Deutlich mehr Alte bedürftig?: Ein leicht übertriebener Trend

Der Faktencheck zeigt: Die starke Zunahme der Zahl der Grundsicherungsempfänger geht zum Großteil auf Geflüchtete aus der Ukraine zurück. Das wiederum hat einen einfachen Grund.

In Deutschland seien so viele Rentner wie nie auf Grundsicherung angewiesen. Die Nachricht machte am Wochenende auf allen Kanälen die Runde. Denn das Statistische Bundesamt hat neue Quartalszahlen vorgelegt.

Demnach ist die Zahl der Älteren über 65 Jahren, die ohne staatliche Unterstützung nicht über die Runden kommen, im Juni auf 684.360 gestiegen. So hoch war die Zahl in der Tat noch nie seit Einführung der Grundsicherung als Form der Sozialhilfe im Jahr 2005. Grundsicherung im Alter können alle Menschen beantragen, deren Einkünfte nicht ausreichen, um die Lebenshaltungskosten zu decken.

Die Gründe sind vielfältig. Da ist etwa das Lebensalter, das im Durchschnitt steigt. Ältere werden immer älter, aber neue Fälle kommen hinzu.
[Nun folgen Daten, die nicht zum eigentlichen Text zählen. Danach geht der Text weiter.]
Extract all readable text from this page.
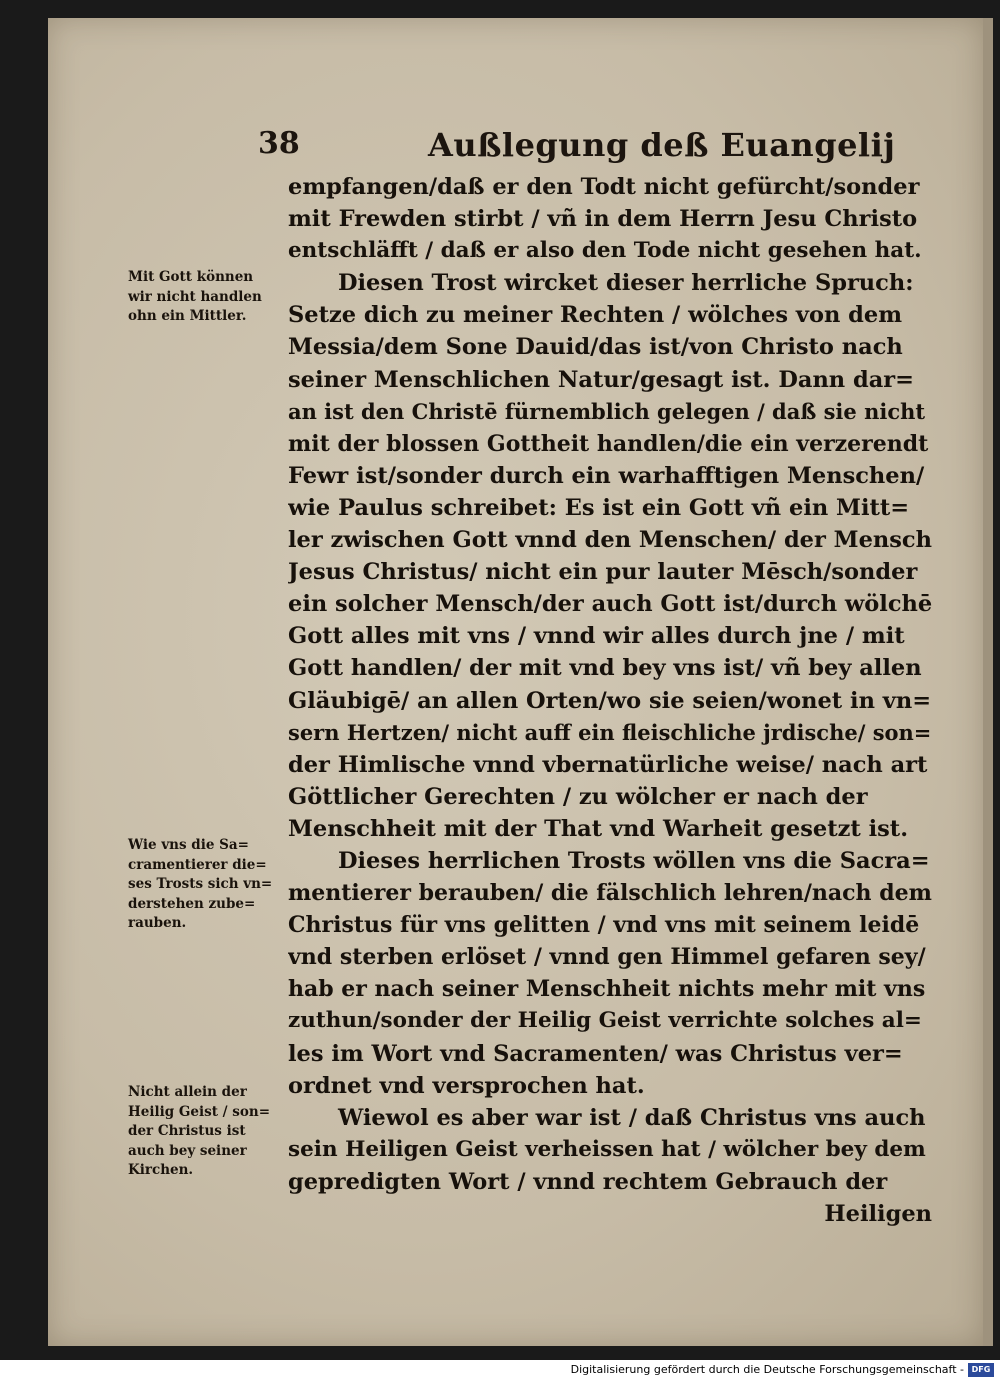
38	Außlegung deß Euangelij
empfangen/daß er den Todt nicht gefürcht/sonder
mit Frewden stirbt / vñ in dem Herrn Jesu Christo
entschläfft / daß er also den Tode nicht gesehen hat.
Diesen Trost wircket dieser herrliche Spruch:
Setze dich zu meiner Rechten / wölches von dem
Messia/dem Sone Dauid/das ist/von Christo nach
seiner Menschlichen Natur/gesagt ist. Dann dar=
an ist den Christē fürnemblich gelegen / daß sie nicht
mit der blossen Gottheit handlen/die ein verzerendt
Fewr ist/sonder durch ein warhafftigen Menschen/
wie Paulus schreibet: Es ist ein Gott vñ ein Mitt=
ler zwischen Gott vnnd den Menschen/ der Mensch
Jesus Christus/ nicht ein pur lauter Mēsch/sonder
ein solcher Mensch/der auch Gott ist/durch wölchē
Gott alles mit vns / vnnd wir alles durch jne / mit
Gott handlen/ der mit vnd bey vns ist/ vñ bey allen
Gläubigē/ an allen Orten/wo sie seien/wonet in vn=
sern Hertzen/ nicht auff ein fleischliche jrdische/ son=
der Himlische vnnd vbernatürliche weise/ nach art
Göttlicher Gerechten / zu wölcher er nach der
Menschheit mit der That vnd Warheit gesetzt ist.
Dieses herrlichen Trosts wöllen vns die Sacra=
mentierer berauben/ die fälschlich lehren/nach dem
Christus für vns gelitten / vnd vns mit seinem leidē
vnd sterben erlöset / vnnd gen Himmel gefaren sey/
hab er nach seiner Menschheit nichts mehr mit vns
zuthun/sonder der Heilig Geist verrichte solches al=
les im Wort vnd Sacramenten/ was Christus ver=
ordnet vnd versprochen hat.
Wiewol es aber war ist / daß Christus vns auch
sein Heiligen Geist verheissen hat / wölcher bey dem
gepredigten Wort / vnnd rechtem Gebrauch der
Heiligen
Mit Gott können
wir nicht handlen
ohn ein Mittler.
Wie vns die Sa=
cramentierer die=
ses Trosts sich vn=
derstehen zube=
rauben.
Nicht allein der
Heilig Geist / son=
der Christus ist
auch bey seiner
Kirchen.
Digitalisierung gefördert durch die Deutsche Forschungsgemeinschaft - DFG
Dramatik ist in die Grundsicherungsbilanz vor allem durch eine Zahl gekommen: Seit März vergangenen Jahres sind mehr als 90.000 Männer und Frauen mehr in der Grundsicherung, ein Anstieg um immerhin 15 Prozent. Im März 2022 hatten noch gut 594.000 Rentner Grundsicherung bezogen.
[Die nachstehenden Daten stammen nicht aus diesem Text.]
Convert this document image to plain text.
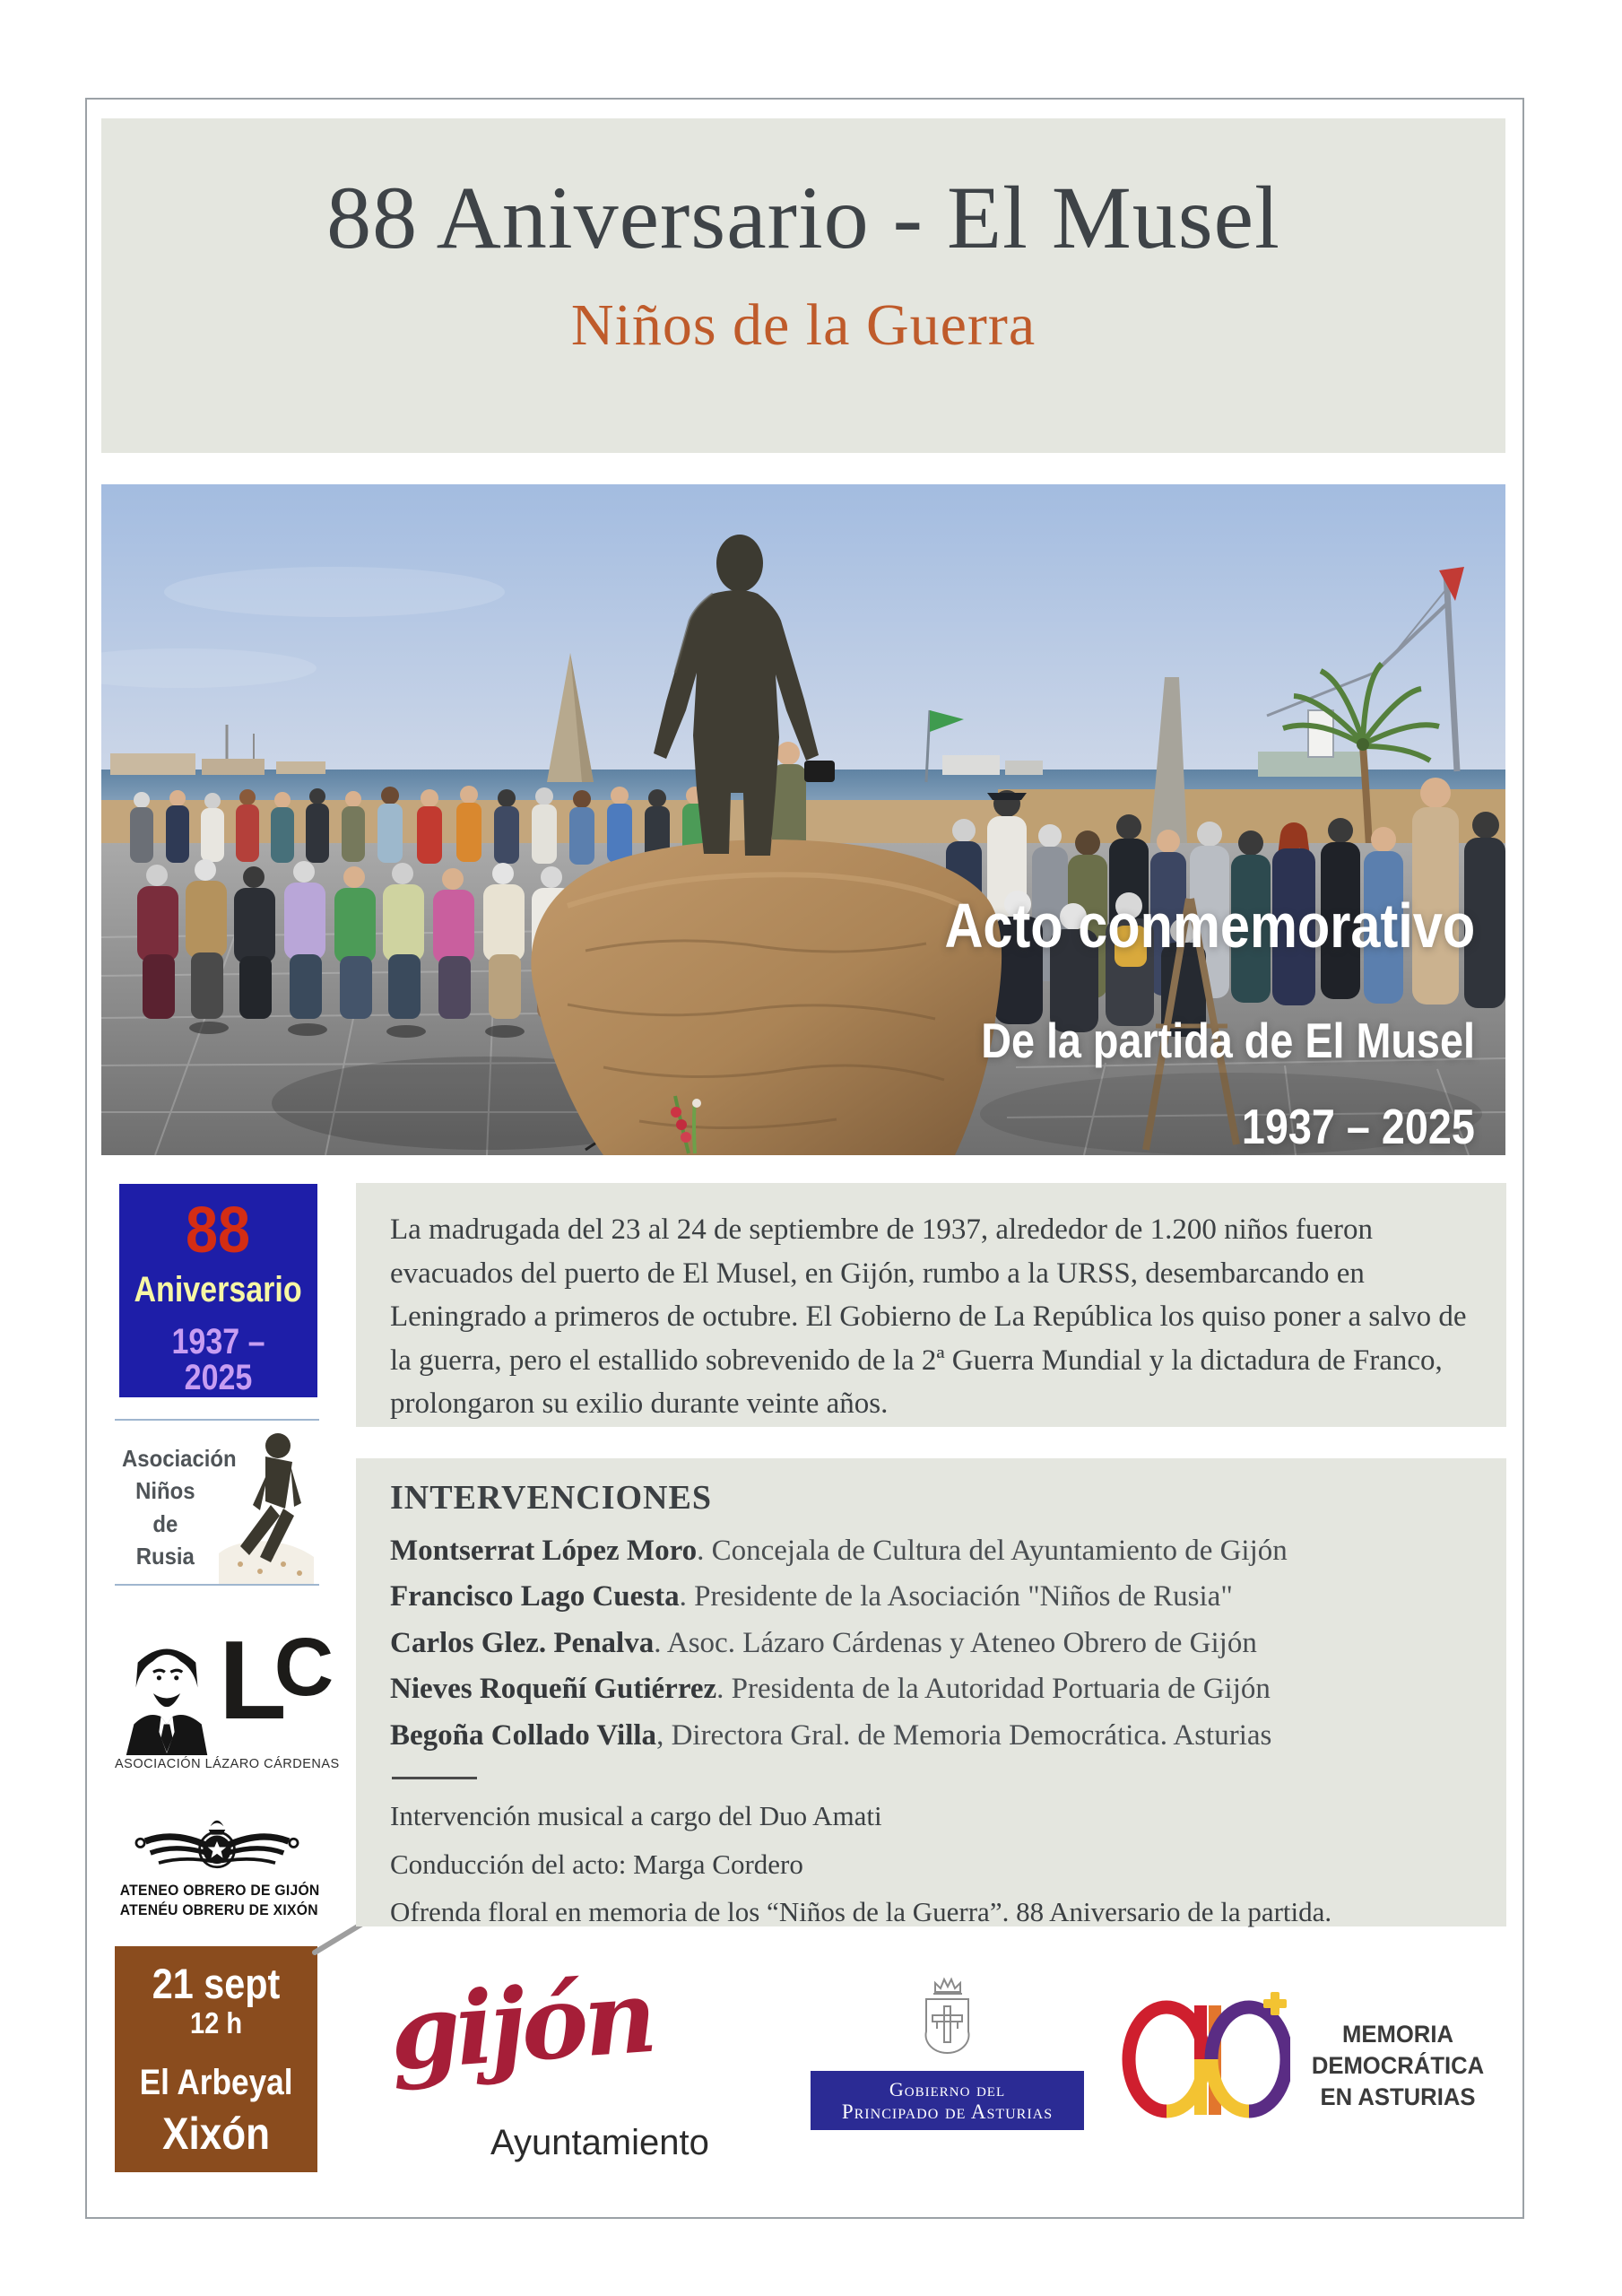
88 Aniversario - El Musel
Niños de la Guerra
Acto conmemorativo
De la partida de El Musel
1937 – 2025
88
Aniversario
1937 – 2025
Asociación
Niños de
Rusia
LC
ASOCIACIÓN LÁZARO CÁRDENAS
ATENEO OBRERO DE GIJÓN
ATENÉU OBRERU DE XIXÓN
21 sept
12 h
El Arbeyal
Xixón

La madrugada del 23 al 24 de septiembre de 1937, alrededor de 1.200 niños fueron evacuados del puerto de El Musel, en Gijón, rumbo a la URSS, desembarcando en Leningrado a primeros de octubre. El Gobierno de La República los quiso poner a salvo de la guerra, pero el estallido sobrevenido de la 2ª Guerra Mundial y la dictadura de Franco, prolongaron su exilio durante veinte años.

INTERVENCIONES
Montserrat López Moro. Concejala de Cultura del Ayuntamiento de Gijón
Francisco Lago Cuesta. Presidente de la Asociación "Niños de Rusia"
Carlos Glez. Penalva. Asoc. Lázaro Cárdenas y Ateneo Obrero de Gijón
Nieves Roqueñí Gutiérrez. Presidenta de la Autoridad Portuaria de Gijón
Begoña Collado Villa, Directora Gral. de Memoria Democrática. Asturias
Intervención musical a cargo del Duo Amati
Conducción del acto: Marga Cordero
Ofrenda floral en memoria de los “Niños de la Guerra”. 88 Aniversario de la partida.
gijón
Ayuntamiento
Gobierno del
Principado de Asturias
MEMORIA
DEMOCRÁTICA
EN ASTURIAS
Woher aber kommt ein solches Plus binnen zwölf Monaten? In den Jahren zuvor hatte es das nicht gegeben. Die Antwort ist aus der reinen Statistik nicht herauszulesen, aber zu ahnen. Das Statistische Bundesamt erfasst nämlich Deutsche und Ausländer oder Nicht-Deutsche (es werden beide Begriffe genutzt) getrennt.

Letztere sind in aller Regel Inländer ohne deutsche Staatsbürgerschaft. Bei den deutschen Rentnern ging die Zahl von 436.630 auf 459.420 nach oben. Das Plus von knapp 23.000 war etwas mehr als im Jahr davor, als die Zahl um etwas mehr als 20.000 gestiegen war.

Bei den Ausländern dagegen wuchs die Zahl der Bezieher von Grundsicherung wesentlich stärker. Sie ging von 157.570 auf 224.945 nach oben. Dieser Anstieg um mehr als 67.000 Männer und Frauen macht somit den Großteil des Gesamtanstiegs von gut 90.000 Personen aus. Aber wie ist das zu erklären?

Putins Krieg

Die Antwort gaben die Wiesbadener Statistiker bereits vor drei Monaten, als der beträchtliche Anstieg bei der Grundsicherung schon einmal durch die Nachrichten ging. Es ist Putins Krieg und die Reaktion der deutschen Politik, welche die deutliche Steigerung bewirkt. Seit März 2022 sind viele Ukrainer nach Deutschland geflohen.

Darunter waren auch viele Ältere. Sie werden, so sie leistungsberechtigt sind, seit Juni vorigen Jahres über die Grundsicherung im Alter versorgt und nicht über die Leistungen nach dem Asylbewerberleistungsgesetz.

Der Bund finanziert

Der Grund: Die Grundsicherung finanziert der Bund, der mit der Übernahme von älteren Geflüchteten aus der Ukraine die Kommunen etwas entlastet hat.  73.060 Männer und Frauen aus der Ukraine bezogen Ende 2022 Grundsicherung, ein Jahr davor waren es gut 20.000.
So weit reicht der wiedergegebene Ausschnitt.